Not being to know how her husband has been doing was an ordeal which Khanh went through in the past six months while trying to make end’s meet to raise the couple’s two daughters, entirely on her own now.
Tran Thanh Phuong has effectively been held incommunicado by various police forces in Ho Chi Minh City since September 7, 2018.
Khanh also told us that on October 15, 2010, the police even tried to summon her 13-year-old daughter to come in for questioning on the 19th regarding their investigation of the case.
She, of course, refused to comply with the outrageous request.
Phuong was alleged to be a member of a dissident group calls “Constitution” (Hiến pháp).
The group’s members have been arrested and detained arbitrarily by the Vietnamese authorities from September 2018 to date.
While the members acknowledged that they participated in the June 10, 2018’s mass protest against the then draft bills of the cybersecurity and the Special Economic Zones law, all information surrounding their activities – including those coming from the authorities – could not openly show their criminal liability.
One of them has been arrested, tried, convicted and sentenced to five-year-imprisonment.
In that case, the defendant – Huynh Truong Ca – was alleged by the government to have live-streamed 40 clips on Facebook criticizing the government, the Communist Party, and calling on people to exercise their constitutional right: participate in demonstrations.

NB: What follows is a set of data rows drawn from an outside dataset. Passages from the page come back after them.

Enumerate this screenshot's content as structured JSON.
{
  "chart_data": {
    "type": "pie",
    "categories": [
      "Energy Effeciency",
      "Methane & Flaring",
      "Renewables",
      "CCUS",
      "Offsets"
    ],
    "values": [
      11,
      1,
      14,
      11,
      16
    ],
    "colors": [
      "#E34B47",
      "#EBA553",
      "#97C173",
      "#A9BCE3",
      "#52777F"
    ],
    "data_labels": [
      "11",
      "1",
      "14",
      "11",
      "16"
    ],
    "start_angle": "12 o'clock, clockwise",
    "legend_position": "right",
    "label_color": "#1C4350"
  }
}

Such conduct, however, not only could not constitute the legal merits of a crime but also was a person’s political opinion which international human rights law protects.
Notwithstanding international law standards, the government of Vietnam often violates even its constitution while suppressing people during protests and arresting them.
The 2013 Constitution guarantees all Vietnamese people the right to assemble and to demonstrate peacefully.
The absence of a valid constitutional protection mechanism, however, has allowed the government’s unlawful activities continued.
Crowd control’s measures in Vietnam were recently broadcasted internationally when the Hanoi’s security police detained and questioned the Kim Jong-un and Donald Trump impersonators duo ahead of the DRPK-US summit.
The police’s intention to avoid any remote possibility of people gathering during the event was apparent when they demanded the two’s itinerary while in Hanoi and had since surveilled their movements.
Spontaneous gatherings in public are frown upon by the VCP because its leaders could not and would not risk the chance – however slim – of having a protest breaks out, especially during a highly observed event like the Kim-Trump peace summit.
Since September 2018 to date, The Vietnamese has documented over a dozen incidents of arbitrary arrest and detention. More than half of them involved the members of the Constitution group where Tran Thanh Phuong is a member.